Pour la première fois, les Campus UNESCO s’adressent aux professeurs sur un enjeu clé : comment éduquer les élèves à l’environnement. Cette Masterclass en ligne, a permis le dialogue entre 250 enseignants et cinq experts du sujet. Une discussion qui se poursuivra en classe grâce à un dossier de ressources pédagogiques conçu par ces derniers.

Seulement 19% des manuels scolaires de collège et lycée abordent la question de la biodiversté, d’après la dernière étude menée par l’UNESCO, c’est trop peu rapporté à l’urgence climatique. Face à l’engagement grandissant des jeunes en faveur de l’environnement et de leurs craintes pour l’avenir, les enseignants sont en première ligne pour les accompagner dans leurs réflexions. Pour pallier aux disparités d’accès aux ressources sur le sujet, l’UNESCO a organisé pour la première fois un Campus, sous forme de Masterclass.

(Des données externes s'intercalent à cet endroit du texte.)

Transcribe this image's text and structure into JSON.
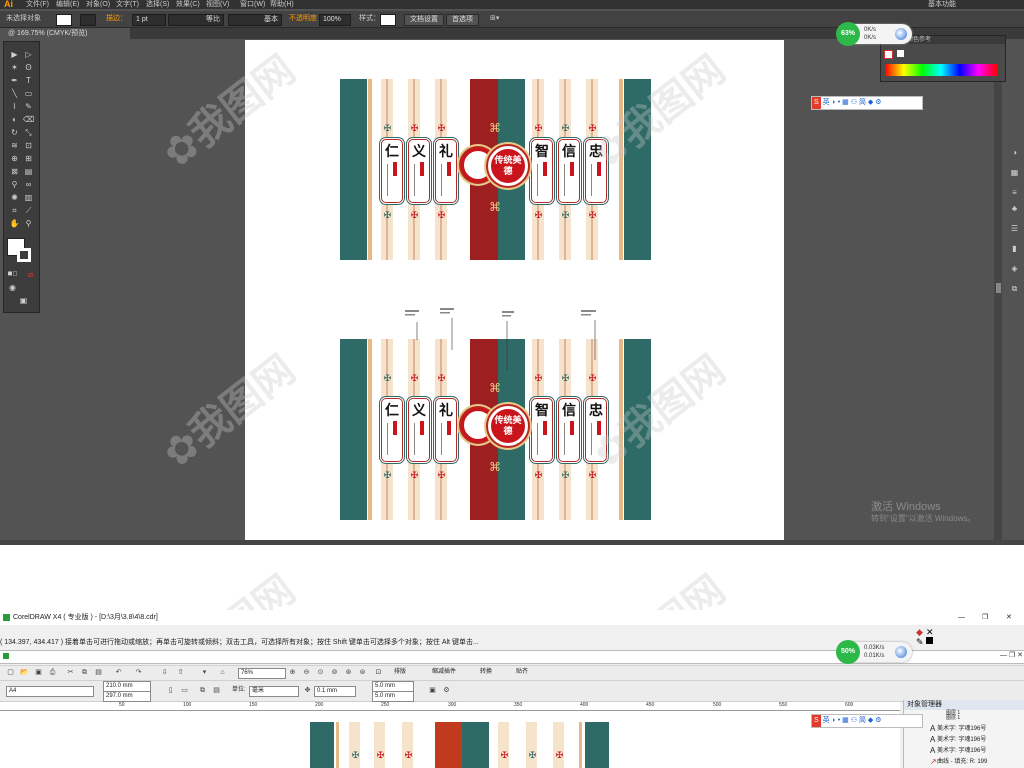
{
  "illustrator": {
    "menubar": {
      "logo": "Ai",
      "menus": [
        "文件(F)",
        "编辑(E)",
        "对象(O)",
        "文字(T)",
        "选择(S)",
        "效果(C)",
        "视图(V)",
        "窗口(W)",
        "帮助(H)"
      ],
      "workspace": "基本功能"
    },
    "control": {
      "selection": "未选择对象",
      "stroke_label": "描边：",
      "stroke_value": "1 pt",
      "profile_label": "等比",
      "brush_label": "基本",
      "opacity_label": "不透明度",
      "opacity_value": "100%",
      "style_label": "样式：",
      "doc_setup": "文档设置",
      "preferences": "首选项"
    },
    "doc_tab": "@ 169.75% (CMYK/预览)",
    "color_panel_title": "颜色参考",
    "colors": {
      "teal": "#2f6b66",
      "red": "#9e1f1f",
      "cream": "#f5e3cc",
      "gold": "#e8c989"
    },
    "design": {
      "chars": [
        "仁",
        "义",
        "礼",
        "智",
        "信",
        "忠"
      ],
      "medal": "传统美德"
    },
    "windows_activation": {
      "line1": "激活 Windows",
      "line2": "转到\"设置\"以激活 Windows。"
    }
  },
  "netmonitor": [
    {
      "percent": "63%",
      "up": "0K/s",
      "down": "0K/s"
    },
    {
      "percent": "50%",
      "up": "0.03K/s",
      "down": "0.01K/s"
    }
  ],
  "ime": {
    "badge": "S",
    "lang": "英",
    "mode": "简"
  },
  "coreldraw": {
    "title": "CorelDRAW X4 ( 专业版 ) - [D:\\3月\\3.8\\4\\8.cdr]",
    "status": "( 134.397, 434.417 )    接着单击可进行拖动或缩放；再单击可旋转或倾斜；双击工具，可选择所有对象；按住 Shift 键单击可选择多个对象；按住 Alt 键单击...",
    "zoom": "76%",
    "menu_labels": [
      "排版",
      "缩减插件",
      "转换",
      "贴齐"
    ],
    "page_size": "A4",
    "width": "210.0 mm",
    "height": "297.0 mm",
    "units_label": "单位:",
    "units": "毫米",
    "nudge": "0.1 mm",
    "dup_x": "5.0 mm",
    "dup_y": "5.0 mm",
    "ruler": [
      "50",
      "100",
      "150",
      "200",
      "250",
      "300",
      "350",
      "400",
      "450",
      "500",
      "550",
      "600"
    ],
    "object_manager": {
      "title": "对象管理器",
      "layers": [
        "图层 1",
        "图层 1"
      ],
      "rows": [
        "美术字:  字魂196号",
        "美术字:  字魂196号",
        "美术字:  字魂196号",
        "曲线 - 填充: R: 199"
      ]
    }
  }
}
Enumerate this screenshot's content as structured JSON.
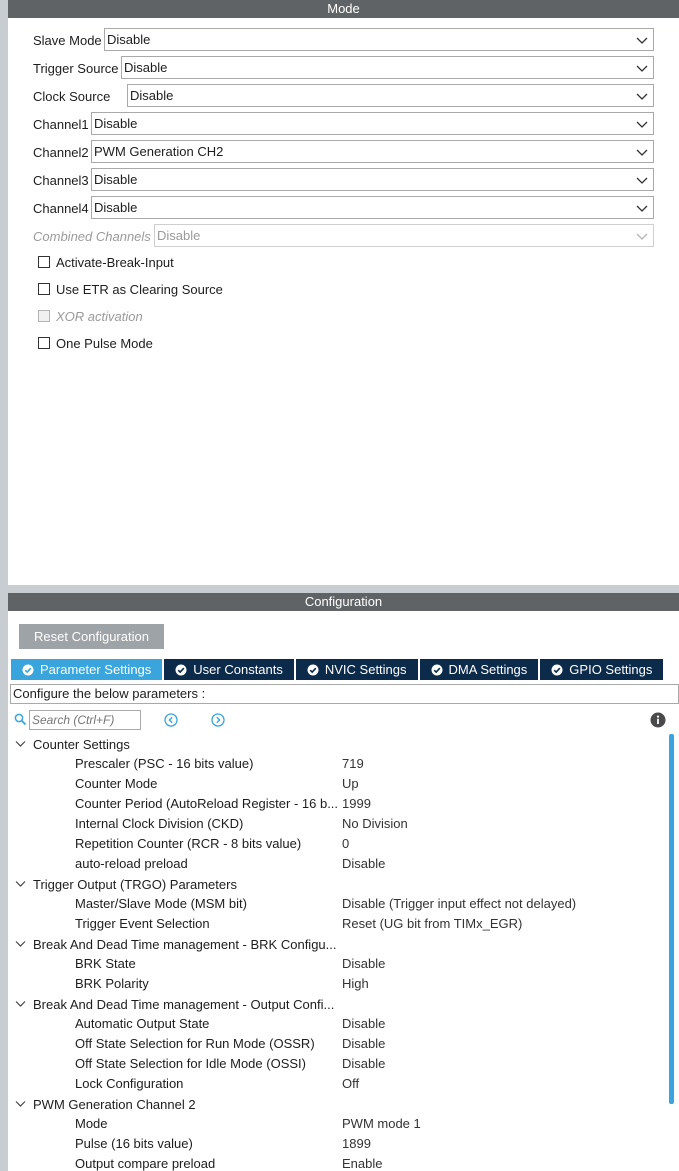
{
  "mode": {
    "header": "Mode",
    "fields": [
      {
        "label": "Slave Mode",
        "value": "Disable"
      },
      {
        "label": "Trigger Source",
        "value": "Disable"
      },
      {
        "label": "Clock Source",
        "value": "Disable"
      },
      {
        "label": "Channel1",
        "value": "Disable"
      },
      {
        "label": "Channel2",
        "value": "PWM Generation CH2"
      },
      {
        "label": "Channel3",
        "value": "Disable"
      },
      {
        "label": "Channel4",
        "value": "Disable"
      },
      {
        "label": "Combined Channels",
        "value": "Disable"
      }
    ],
    "checkboxes": [
      {
        "label": "Activate-Break-Input"
      },
      {
        "label": "Use ETR as Clearing Source"
      },
      {
        "label": "XOR activation"
      },
      {
        "label": "One Pulse Mode"
      }
    ]
  },
  "config": {
    "header": "Configuration",
    "reset_label": "Reset Configuration",
    "tabs": [
      {
        "label": "Parameter Settings"
      },
      {
        "label": "User Constants"
      },
      {
        "label": "NVIC Settings"
      },
      {
        "label": "DMA Settings"
      },
      {
        "label": "GPIO Settings"
      }
    ],
    "description": "Configure the below parameters :",
    "search_placeholder": "Search (Ctrl+F)",
    "groups": [
      {
        "title": "Counter Settings",
        "params": [
          {
            "name": "Prescaler (PSC - 16 bits value)",
            "value": "719"
          },
          {
            "name": "Counter Mode",
            "value": "Up"
          },
          {
            "name": "Counter Period (AutoReload Register - 16 b...",
            "value": "1999"
          },
          {
            "name": "Internal Clock Division (CKD)",
            "value": "No Division"
          },
          {
            "name": "Repetition Counter (RCR - 8 bits value)",
            "value": "0"
          },
          {
            "name": "auto-reload preload",
            "value": "Disable"
          }
        ]
      },
      {
        "title": "Trigger Output (TRGO) Parameters",
        "params": [
          {
            "name": "Master/Slave Mode (MSM bit)",
            "value": "Disable (Trigger input effect not delayed)"
          },
          {
            "name": "Trigger Event Selection",
            "value": "Reset (UG bit from TIMx_EGR)"
          }
        ]
      },
      {
        "title": "Break And Dead Time management - BRK Configu...",
        "params": [
          {
            "name": "BRK State",
            "value": "Disable"
          },
          {
            "name": "BRK Polarity",
            "value": "High"
          }
        ]
      },
      {
        "title": "Break And Dead Time management - Output Confi...",
        "params": [
          {
            "name": "Automatic Output State",
            "value": "Disable"
          },
          {
            "name": "Off State Selection for Run Mode (OSSR)",
            "value": "Disable"
          },
          {
            "name": "Off State Selection for Idle Mode (OSSI)",
            "value": "Disable"
          },
          {
            "name": "Lock Configuration",
            "value": "Off"
          }
        ]
      },
      {
        "title": "PWM Generation Channel 2",
        "params": [
          {
            "name": "Mode",
            "value": "PWM mode 1"
          },
          {
            "name": "Pulse (16 bits value)",
            "value": "1899"
          },
          {
            "name": "Output compare preload",
            "value": "Enable"
          }
        ]
      }
    ]
  },
  "colors": {
    "header_bg": "#5f6366",
    "tab_active": "#39a5dc",
    "tab_inactive": "#0c2a4a",
    "scrollbar": "#39a5dc"
  },
  "icons": [
    "chevron-down-icon",
    "check-circle-icon",
    "search-icon",
    "prev-icon",
    "next-icon",
    "info-icon",
    "tree-collapse-icon"
  ]
}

Cinq experts, étaient réunis au service des besoins pédagogiques de 250 enseignants francophones de 32 pays différents : France, Gabon, Sénégal, Mali, Liban, Pérou, Qatar, Portugal, Burundi, Canada...

Un dossier de ressources pédagogiques constitué en collaboration par l’UNESCO et les experts a été partagé aux participants en amont de la Masterclass pour les aiguiller sur les thématiques abordées ; puis un second à l’issue des échanges, axé d’avantage sur les pratiques concrètes à mettre en place avec leurs élèves.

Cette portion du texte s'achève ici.